Species are the fundamental units of life and evolution. Their recognition is essential for science and society. Molecular methods have been increasingly employed for the identification of animal species, despite several challenges. 

Here, we explore with genomic data from nine animal lineages a set of nuclear markers, namely metazoan-level universal single-copy orthologs (metazoan USCOs), for their use in species delimitation. Our data sets include arthropods and vertebrates. We use various data assembly strategies and employ coalescent-based species inference as well as population admixture analyses and phenetic methods.

We demonstrate that metazoan USCOs well distinguish closely related morphospecies and consistently outperform classical mitochondrial DNA barcoding in discriminating closely related species in different animal taxa. USCOs overcome the general shortcomings of mitochondrial DNA barcodes, and due to standardization across Metazoa, also those of other approaches. They accurately assign samples not only to lower but also to higher taxonomic levels. 

Metazoan USCOs provide a powerful and unifying framework for DNA-based species delimitation and taxonomy in animals and their employment could result in a more efficient use of research data and resources.

Sequences were obtained from targeted enrichment of universal single-copy orthologous loci (USCOs) from nine different animal genera. Reads were ssembled and aligned with seven different approaches (see Supplementary Information of paper for details). In each dataset, alignment positions present in less than three individuals were excluded, additionally reduced datasets were generated that include only positions present in all individuals. Phylogenetic trees were created with IQ-TREE both for concatenated alignments and for individual genes, and coalescent-based analyses were done with ASTRAL based on the individual gene trees. Species delimitation analyses were conducted with BPP based on the ASTRAL trees. SNPs were extracted from the alignments with snp-sites. CO1 sequences were obtained by Sanger sequencing (arthropods) or extracted from USCO reads (frogs) and phylogenetic trees based on them calculated with PhyML.
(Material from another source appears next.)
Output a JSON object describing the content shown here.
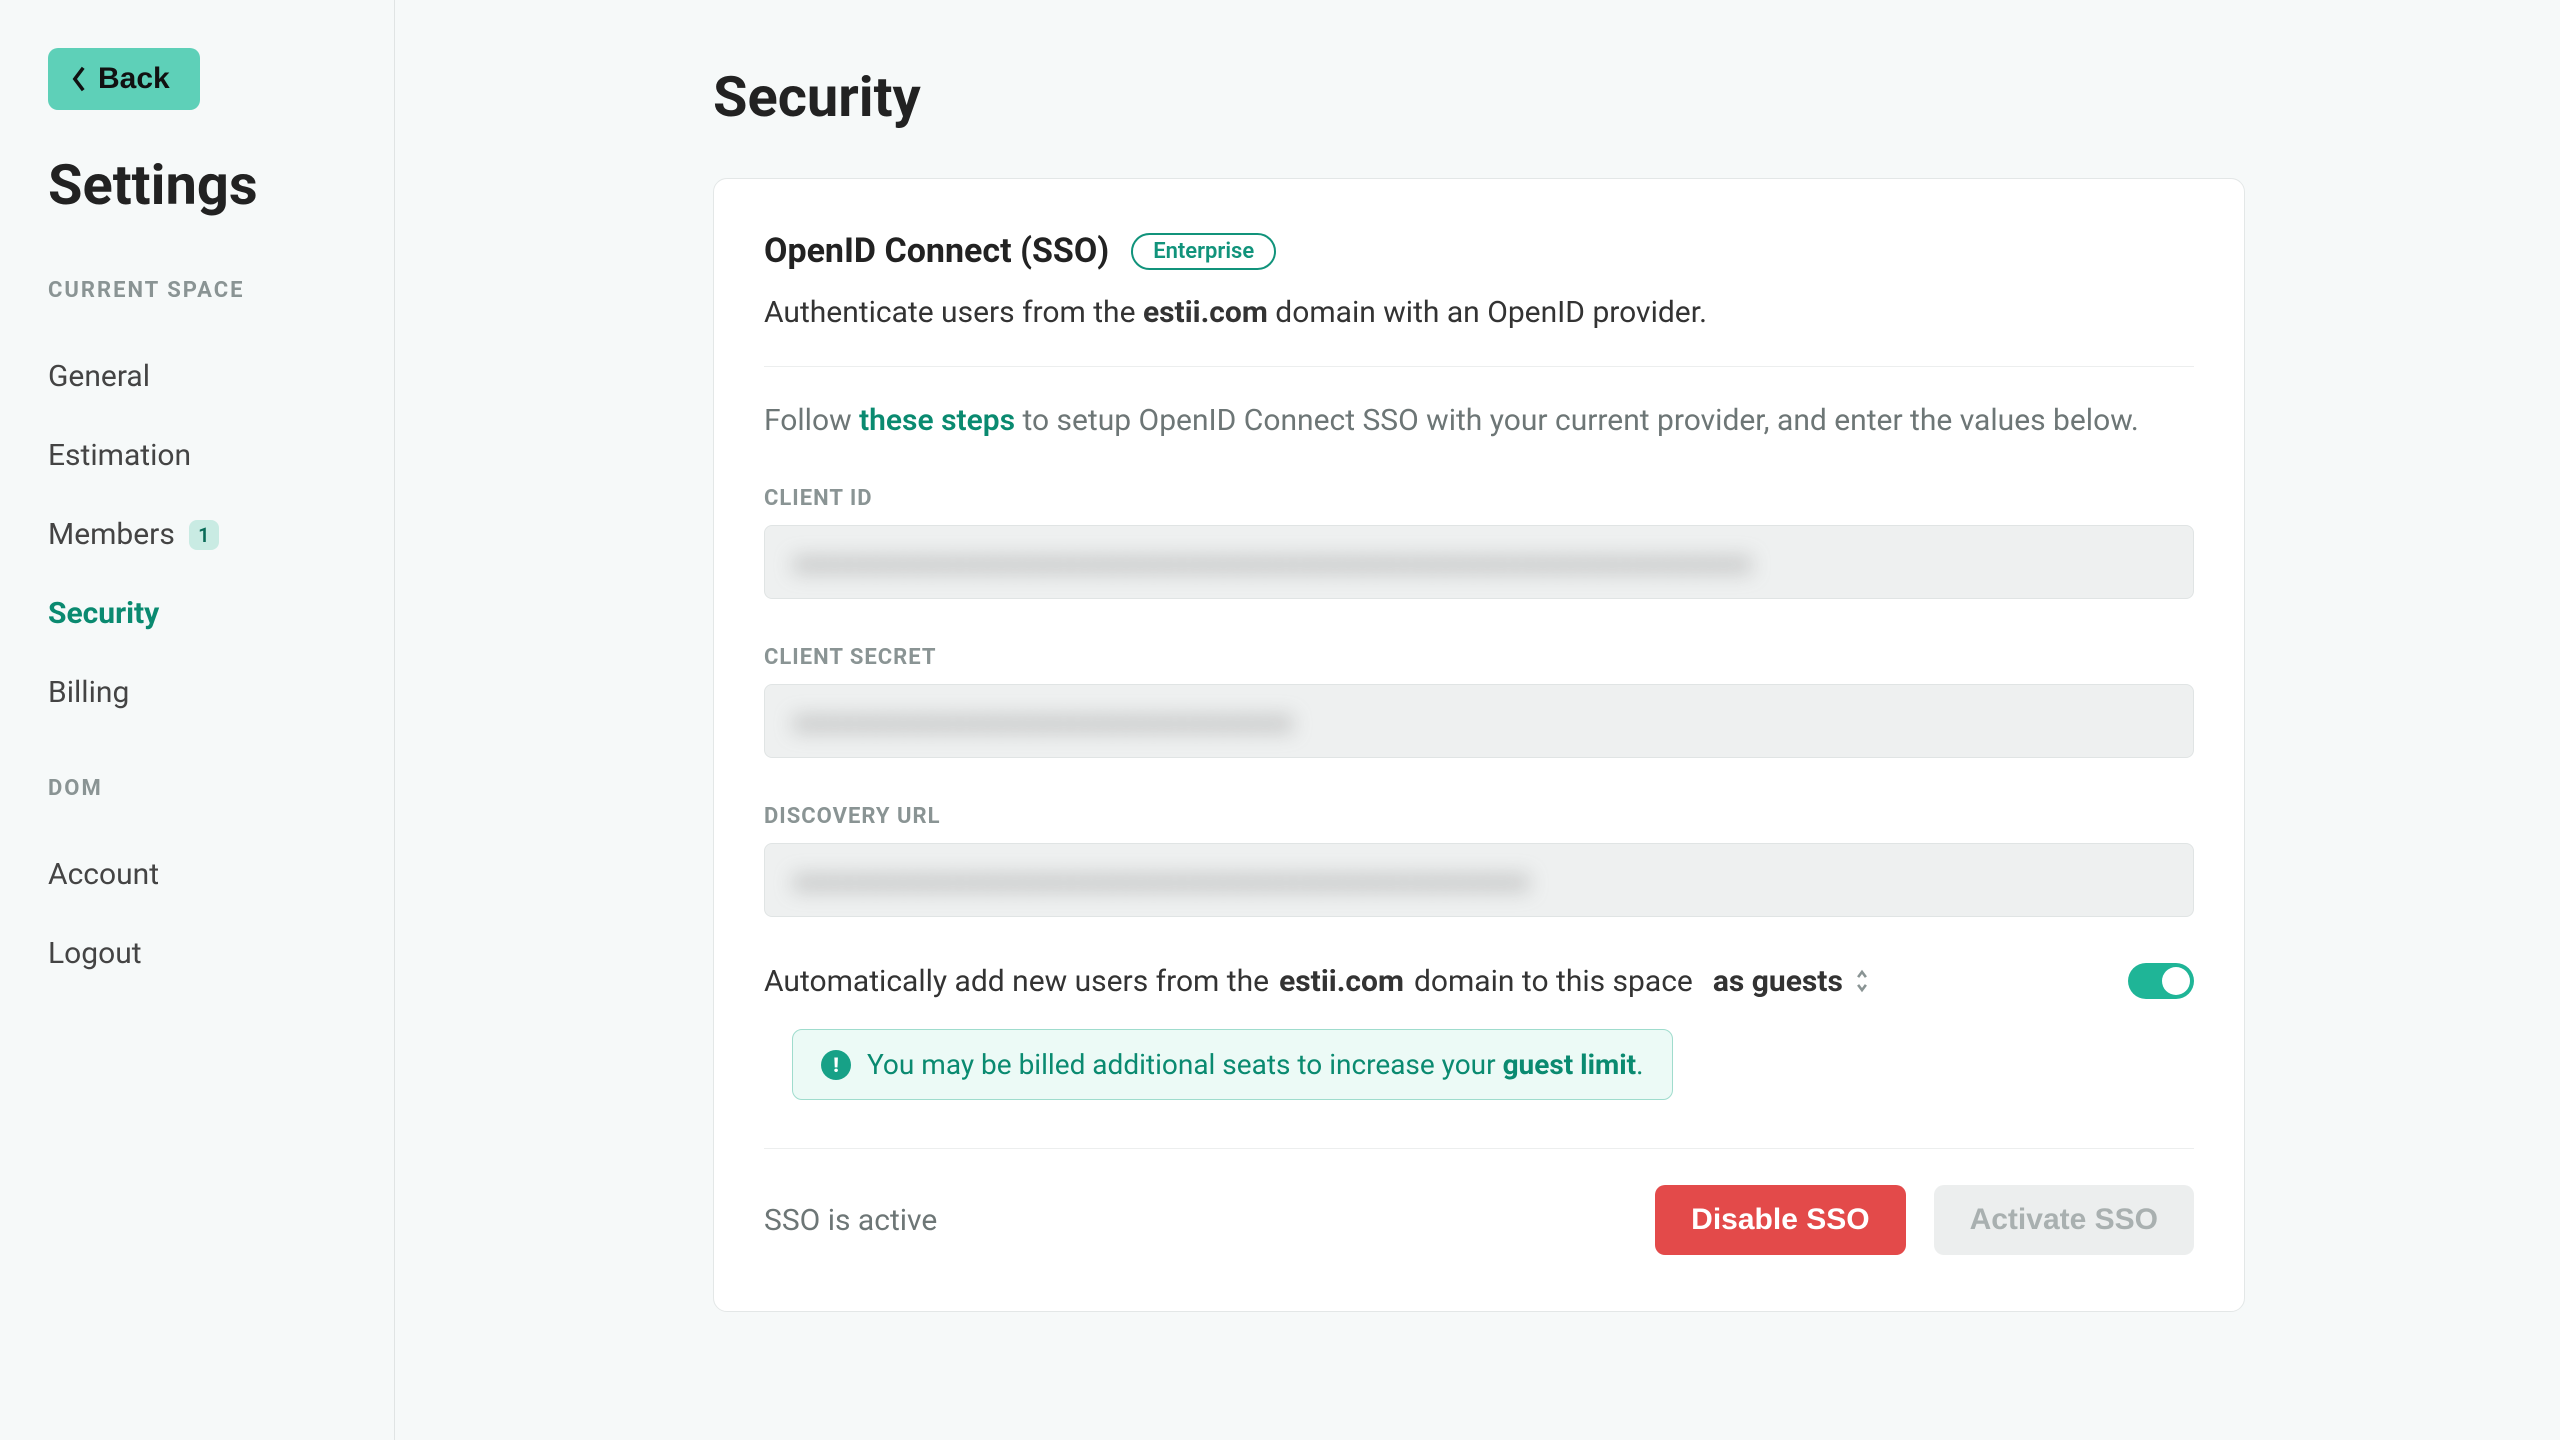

All alignments, including SNP datasets, are in FASTA format and can be opened with standard alignment viewers. In alignments for approaches A1 and A2, ambiguity codes (R, Y, W, S, M, K) stand for positions inferred to be heterozygous.

Phylogenetic trees are in NEWICK format, files including multiple named trees are in NEXUS format. Both can be opened in a standard phylogenetic tree viewer such as FigTree. Individual gene trees are unrooted, trees based on whole USCO datasets are rooted. 

SNP datasets recoded for NMDS analysis are tab-delimited text and numbers have the following meaning: 0: homozygous for more common allele, 1: heterozygous, 2: homozygous for less common allele. Unknown positions are represented by empty cells.